Zertifikat vom Landwirt

Die ersten, die ein Zertifikat und damit die Patenschaft für ein Jahr über einige Quadratmeter der Blühfläche bei Wernitz übernommen haben, sind die Gemeindevertreter Christina Hanschke und Thomas Karrei, Bürgermeister Holger Schreiber und Kreisbauernverbands-Geschäftsführer Johannes Funke. „Die Idee hatte Uwe Jürgens an den Kreisbauernverband herangetragen. Sofort gab es mit Dirk Peters in Nauen einen Mitstreiter. Weitere sind gern gesehen“, so Funke.

Nahrung fehlt im Sommer

Jedes Jahr im Sommer, also nach dem Überangebot an Futter im Frühjahr, entsteht bei Insekten ein Nahrungsdefizit. Um das auszugleichen, seien solche Blühstreifen ein geeignetes Mittel, weiß der Kreisbauernverbands-Geschäftsführer. Darauf hofft auch Imker Stefan Tiffert aus Wernitz. „Bisher muss ich meine Bienen im Sommer mit Zuckerwasser und Sirup füttern, weil sie in der Natur nicht mehr genug Nahrung finden. Das könnte sich jetzt ändern.“

Gemeinde Wustermark unterstützt das Vorhaben

Auf insgesamt 8000 Quadratmetern bisher landwirtschaftlich genutzter Fläche (Raps und Zuckerrüben) verzichtet Uwe Jürgens für zunächst diese Vegetationssaison. „Leider gibt es im Land Brandenburg für solche Dinge keine Förderung. Aber man sollte nicht immer auf den Staat warten, sondern selber was tun. Deshalb wäre es schön, wenn mir die Blühpaten helfen“, sagt der Landwirt. Wer Pate für 50 Quadratmeter wird, zahlt einmalig 25 Euro, bei 100 Quadratmetern sind es 50 Euro. „Im August wird es für alle Paten eine Begehung geben, so dass sie sich ansehen können, was sie mitfinanzieren“, verspricht Uwe Jürgens.

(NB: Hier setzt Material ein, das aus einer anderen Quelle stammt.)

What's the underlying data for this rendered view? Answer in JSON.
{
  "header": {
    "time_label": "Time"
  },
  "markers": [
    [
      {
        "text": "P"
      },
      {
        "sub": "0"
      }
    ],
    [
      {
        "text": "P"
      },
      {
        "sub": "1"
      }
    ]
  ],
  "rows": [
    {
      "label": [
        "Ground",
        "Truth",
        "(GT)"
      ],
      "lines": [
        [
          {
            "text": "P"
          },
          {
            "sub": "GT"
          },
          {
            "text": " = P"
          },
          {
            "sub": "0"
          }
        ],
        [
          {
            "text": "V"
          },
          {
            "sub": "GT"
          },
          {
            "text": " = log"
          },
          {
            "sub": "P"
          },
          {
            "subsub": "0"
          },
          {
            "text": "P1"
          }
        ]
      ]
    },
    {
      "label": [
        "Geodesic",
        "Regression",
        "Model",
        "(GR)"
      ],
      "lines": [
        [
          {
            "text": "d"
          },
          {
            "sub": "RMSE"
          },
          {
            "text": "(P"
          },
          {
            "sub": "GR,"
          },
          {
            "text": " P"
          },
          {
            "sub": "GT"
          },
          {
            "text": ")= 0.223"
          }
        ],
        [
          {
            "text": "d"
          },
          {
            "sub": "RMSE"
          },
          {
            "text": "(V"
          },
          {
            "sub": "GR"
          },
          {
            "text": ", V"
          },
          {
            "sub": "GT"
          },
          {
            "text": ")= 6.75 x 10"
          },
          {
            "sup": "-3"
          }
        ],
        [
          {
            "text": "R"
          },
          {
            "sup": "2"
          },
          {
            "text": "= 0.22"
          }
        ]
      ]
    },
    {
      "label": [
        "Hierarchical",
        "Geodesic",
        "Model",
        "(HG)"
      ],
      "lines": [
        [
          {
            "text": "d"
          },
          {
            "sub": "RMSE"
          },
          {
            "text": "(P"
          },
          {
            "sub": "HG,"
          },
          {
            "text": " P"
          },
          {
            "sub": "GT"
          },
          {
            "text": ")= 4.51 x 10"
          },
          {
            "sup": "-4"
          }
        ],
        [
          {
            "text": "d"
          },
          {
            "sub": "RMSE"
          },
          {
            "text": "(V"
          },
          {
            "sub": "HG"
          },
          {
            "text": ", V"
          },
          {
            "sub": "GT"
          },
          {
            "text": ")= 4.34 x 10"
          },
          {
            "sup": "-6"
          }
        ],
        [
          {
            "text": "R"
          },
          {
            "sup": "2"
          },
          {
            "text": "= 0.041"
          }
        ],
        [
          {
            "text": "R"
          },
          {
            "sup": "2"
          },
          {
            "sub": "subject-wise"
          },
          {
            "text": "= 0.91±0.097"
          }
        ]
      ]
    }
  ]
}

Die Gemeinde Wustermark unterstütze das Projekt, sagten Christina Hanschke und Holger Schreiber. Man wolle dazu beitragen, es bekannter zu machen, und zeigen, dass möglichst viele Leute zum Mitmachen anzuregen.

Auf kommunaler Fläche in Nauen

Die Blühstreifen-Aktion in Nauen. Quelle: Norbert Faltin

Standort liegt mitten im Stadtgebiet

Für Nauens Bürgermeister Manuel Meger macht der Standort aus mehrfacher Hinsicht einen Sinn: „Die Idee ist, einen Blühstreifen nicht irgendwo draußen auf einem Acker zu machen, sondern mitten im Stadtgebiet, damit auch in der Bevölkerung das Bewusstsein für Bienen und andere Insekten geweckt wird.“ Seine Fraktion LWN plus Bauern hatte bereits Ende 2017 den Antrag gestellt, in der Stadt Grundstücke zu suchen, auf denen Blühstreifen angelegt werden können, so Meger.